Erdoğan’ın ekonomiye ekonomi gözüyle değil, dine dayalı ideoloji gözüyle yaklaşması ve baskı altına aldığı TC Merkez Bankası’nın ısrarla faiz indirimine gitmesi hem Türkiye ekonomisini, hem TL kullanmamızdan dolayı KKTC ekonomisini dibe vurduruyor.
Bu durumda bütçeyi geçirseniz de geçirmeseniz de birşey değişmez. Zaten Maliye Bakanı Dursun Oğuz’un açıkladığı borç rakamları sorunun büyüklüğünü bütün çıplaklığıyla ortaya seriyor.
Kamunun aşırı borç yükü altında olduğunu ifade eden Oğuz, “Haziran 2021 itibariyle iç borcun 34 Milyar, dış borcun ise 47 Milyar TL’ye yükseldiğini” söyledi.
Rakamlara bakar mısınız, 2022 yılı için 12.7 milyar TL gider, 7.13 milyar TL yerel gelir öngörülüyor. Yani 2022 yılında toplam yerel gelirlerinizle, giderlerin ancak % 56’sını karşılayabileceksiniz. Gerisini de birkısmını Türkiye karşılayacak, kalanı da borçlanacaksınız.
Bu arada toplam borcunuz da Haziran 2021 itibarıyla 81 milyar TL olacak. Bu borç 2022 yılı için öngörülen toplam yerel gelirlerimizin 11 katından fazladır.

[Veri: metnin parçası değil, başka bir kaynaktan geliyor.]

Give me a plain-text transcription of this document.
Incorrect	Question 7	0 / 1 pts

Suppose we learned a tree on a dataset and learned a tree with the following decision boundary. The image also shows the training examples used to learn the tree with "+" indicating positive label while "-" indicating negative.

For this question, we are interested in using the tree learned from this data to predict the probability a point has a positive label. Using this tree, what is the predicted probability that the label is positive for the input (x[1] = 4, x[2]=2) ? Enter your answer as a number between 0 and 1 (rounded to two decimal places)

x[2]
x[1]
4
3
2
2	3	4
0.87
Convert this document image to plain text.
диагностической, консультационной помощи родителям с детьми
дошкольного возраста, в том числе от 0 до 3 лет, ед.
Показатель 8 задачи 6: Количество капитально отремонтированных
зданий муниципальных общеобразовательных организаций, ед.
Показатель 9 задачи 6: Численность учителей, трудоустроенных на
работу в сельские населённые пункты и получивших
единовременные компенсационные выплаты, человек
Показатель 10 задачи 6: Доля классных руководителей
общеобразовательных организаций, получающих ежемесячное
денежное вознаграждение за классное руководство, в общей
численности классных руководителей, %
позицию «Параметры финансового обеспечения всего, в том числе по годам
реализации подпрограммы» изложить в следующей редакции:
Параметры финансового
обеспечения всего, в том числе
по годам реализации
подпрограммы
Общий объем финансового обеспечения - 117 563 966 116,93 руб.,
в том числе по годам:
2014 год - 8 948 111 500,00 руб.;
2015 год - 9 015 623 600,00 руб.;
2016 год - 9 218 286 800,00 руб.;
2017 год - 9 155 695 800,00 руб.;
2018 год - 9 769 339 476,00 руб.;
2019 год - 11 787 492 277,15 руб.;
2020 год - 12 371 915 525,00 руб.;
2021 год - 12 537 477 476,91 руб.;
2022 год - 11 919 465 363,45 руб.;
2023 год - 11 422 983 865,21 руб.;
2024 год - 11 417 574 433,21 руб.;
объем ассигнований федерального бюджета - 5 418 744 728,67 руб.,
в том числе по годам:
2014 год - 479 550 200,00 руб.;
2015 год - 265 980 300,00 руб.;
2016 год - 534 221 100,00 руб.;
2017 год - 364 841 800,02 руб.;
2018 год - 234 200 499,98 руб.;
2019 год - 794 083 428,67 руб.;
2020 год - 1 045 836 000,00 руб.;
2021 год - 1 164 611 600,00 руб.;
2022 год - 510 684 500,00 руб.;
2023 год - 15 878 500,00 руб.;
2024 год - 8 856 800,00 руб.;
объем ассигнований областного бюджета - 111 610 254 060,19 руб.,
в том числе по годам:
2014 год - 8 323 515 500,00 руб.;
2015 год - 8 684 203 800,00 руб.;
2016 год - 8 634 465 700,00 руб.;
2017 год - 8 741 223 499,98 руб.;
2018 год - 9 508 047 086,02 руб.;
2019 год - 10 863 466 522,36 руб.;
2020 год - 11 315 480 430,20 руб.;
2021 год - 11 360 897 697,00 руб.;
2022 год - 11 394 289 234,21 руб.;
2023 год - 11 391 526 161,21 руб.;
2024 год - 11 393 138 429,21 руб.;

KKTC’nin yıllar içinde getirildiği yer burasıdır. İki devletli çözüm isteyenlere bu rakamlar birşey söyler mi bilmiyorum. Ama bildiğim çözüm olmadan bu ülke ne kendi kendine yetecek bir ekonomi, ne de kendi kendini yönetecek bir siyasi yapıya kavuşamaz.